Congestion: SAN compared to a Highway System – Part 2 – Cisco Blogs
In Part 1 of my blog series, I gently introduced the concept of congestion and proposed an analogy between a storage area network and the highway system. In this Part 2, I will now provide some scenarios to compare.
Congestion scenarios on highway system
Given the above highway system analogy, consider two basic cases for congestion:
Highway Scenario 1:
A new shopping center opens nearby a particular exit and sends out a reasonable number of mailers advertising its grand opening. A crash between two vehicles occurs at that particular exit. This greatly slows down the rate of vehicles that can exit there. If there are more vehicles needing to exit at that same place, then this will cause a traffic backup or congestion as vehicles slowly go around the crash site.

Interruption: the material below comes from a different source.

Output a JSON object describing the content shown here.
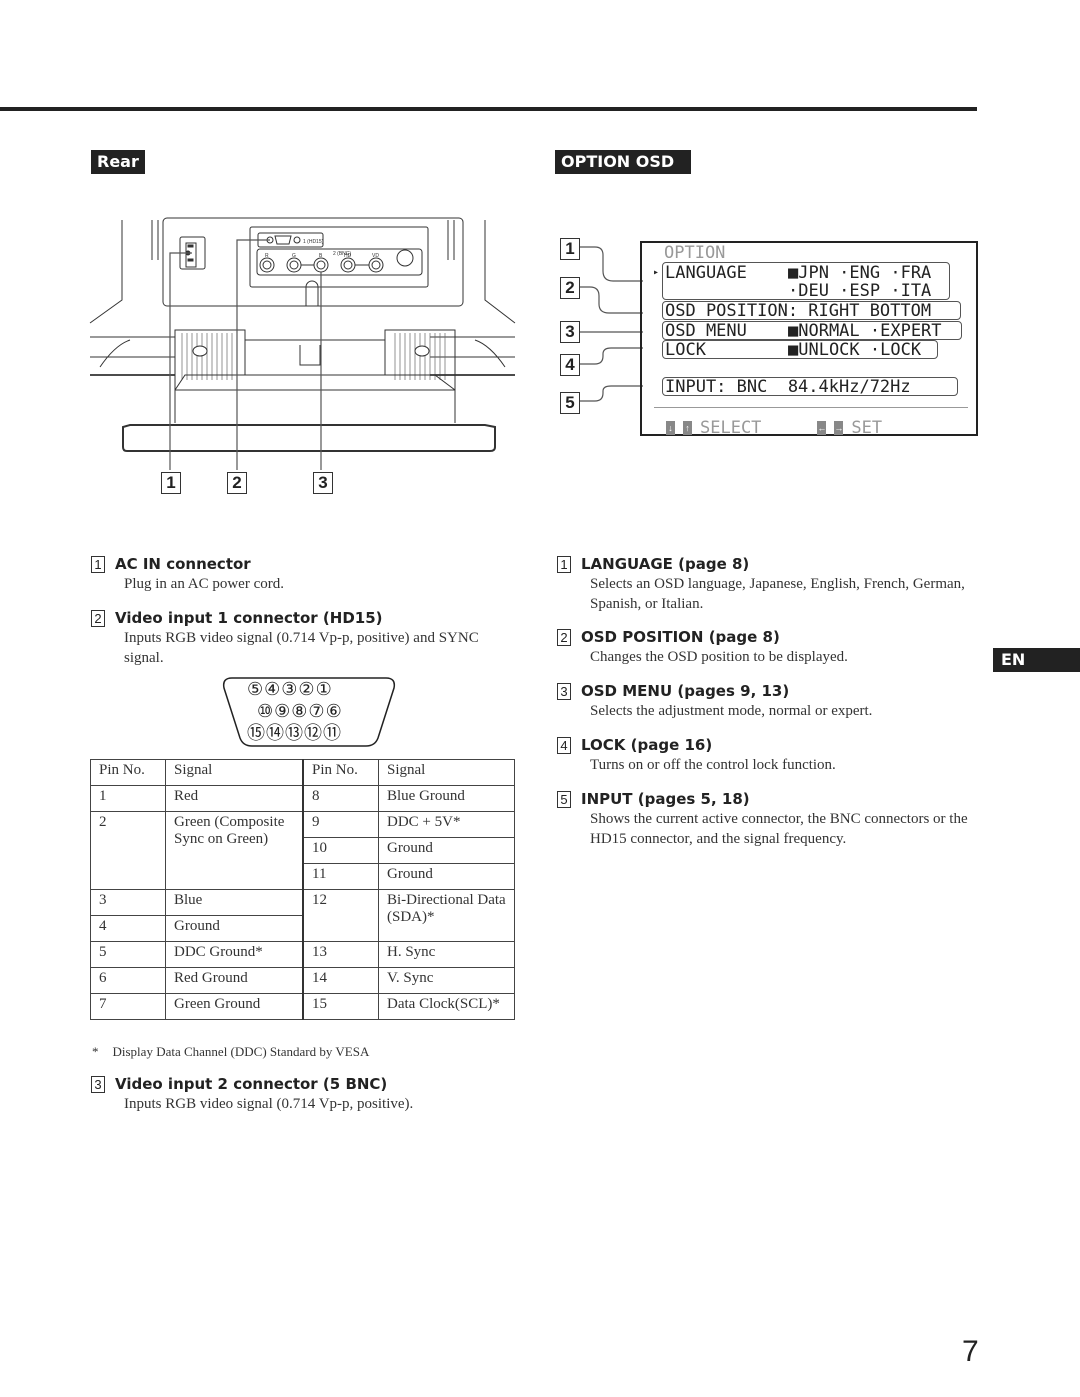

What happens when there is congestion? Traffic will start to back up at the exit and then back on the highways between various interchanges. The congestion may go back a long distance through many interchanges and affect all vehicles utilizing those highway sections and interchanges. Even vehicles that are not on their way to the new shopping center may be affected. The congestion works its way back to the source of the vehicles (the entrances and interchanges where they enter the highway) slowing the rate that new vehicles are allowed into the highway system. The rate of new vehicles entering the system at all points on that common route will be slowed to match the rate of vehicles exiting the highway system.
Highway Scenario 2:
A new shopping center opens and sends out a large number of mailers advertising its grand opening and special low low prices! This solicitation causes many people living in end destinations (homes) to drive their vehicles to the new shopping center via the highway system comprised of Entrances/Exits/Interchanges and the highways themselves.
The vehicles may go through or past several Interchanges/Exits along the way to their destination of the Exit for the new shopping center. Thus, you may have many vehicles attempting to leave at the Exit for the new shopping center. If the exit is functioning as designed, then as long as the rate of vehicles exiting for the shopping center is less than the designed rate there will be no problems or congestion at that exit. However, if the exit is functioning as designed, but the rate of vehicles exceeds the capacity of the interchange, then congestion will result.
What happens when there is congestion? Traffic will start to back up at the exit and then back on the highways between various interchanges. The congestion may go back a long distance through many interchanges and affect all vehicles utilizing those highway sections and interchanges. Even vehicles that are not on their way to the new shopping center may be affected. The congestion works its way back to the source of the vehicles slowing the rate that new vehicles are allowed into the highway system. The rate of new vehicles entering the system at all points will be slowed to match the rate of vehicles exiting the highway system.
Congestion scenarios on Fibre Channel SAN
In a similar manner, Fibre Channel SANs have the same two congestion scenarios:
SAN Scenario 1 – Slow Drain:
When an end device on a port solicits data but prevents the SAN from transmitting to it, is like an exit where there was a crash. The end device can do this by exerting buffer-to-buffer flow control. The rate of egress traffic is reduced causing a traffic back up into the SAN through various switches (interchanges) and ISLs (highway sections). Other initiators and targets that are utilizing these same switches and ISLs will be affected. The root cause is a malfunctioning end device on a port in a similar fashion to the exit that is not performing as designed due to the crash.
SAN Scenario 2 – Overutilization:
Both initiators and targets solicit data. Initiators do this via SCSI/NVMe Read commands. Targets solicit data, after receiving SCSI/NVMe Write commands, via the Transfer Ready request. When an end device solicits more data than can be transmitted to it in a given amount of time, it is trying to ‘overutilize’ its port. This is like when the new shopping center sent out the large number of advertisements and ‘solicted’ all the vehicles. An initiator can do this by issuing many SCSI/NVMe Read commands, closely spaced together, requesting a large amount of data.
Summary
Both slow drain and overutilization scenarios tend to show up with the same symptoms on the SAN, but the root cause is different. One would need to see what happens on ports connected to end devices and decide.
If you are asking yourself why I decided to embark on writing this two-part blog series, you should definitely read my next blog on SAN congestion. That was the true goal I had in mind since the beginning, with these Part 1 and Part 2 serving as introduction and to wet your appetite. In my next blog, I will describe Dynamic Ingress Rate Limiting, a specific new approach to counteract slow drain and overutilization within storage networks built from MDS 9000 switches. At least for storage networks, we seem to have hopes to prevent or recover congestion situations. Keep watching this space. Meanwhile, if you find a good solution for preventing highway congestion, don’t be shy and make sure to share it widely.
I’d like to thank Ed Mazurek for inspiring and contributing to this blog series. In the end, he is the one who spent several hours with me in the car. In case of congestion, human beings can at least talk to each other. I’m not sure Fibre Channel frames have the same privilege.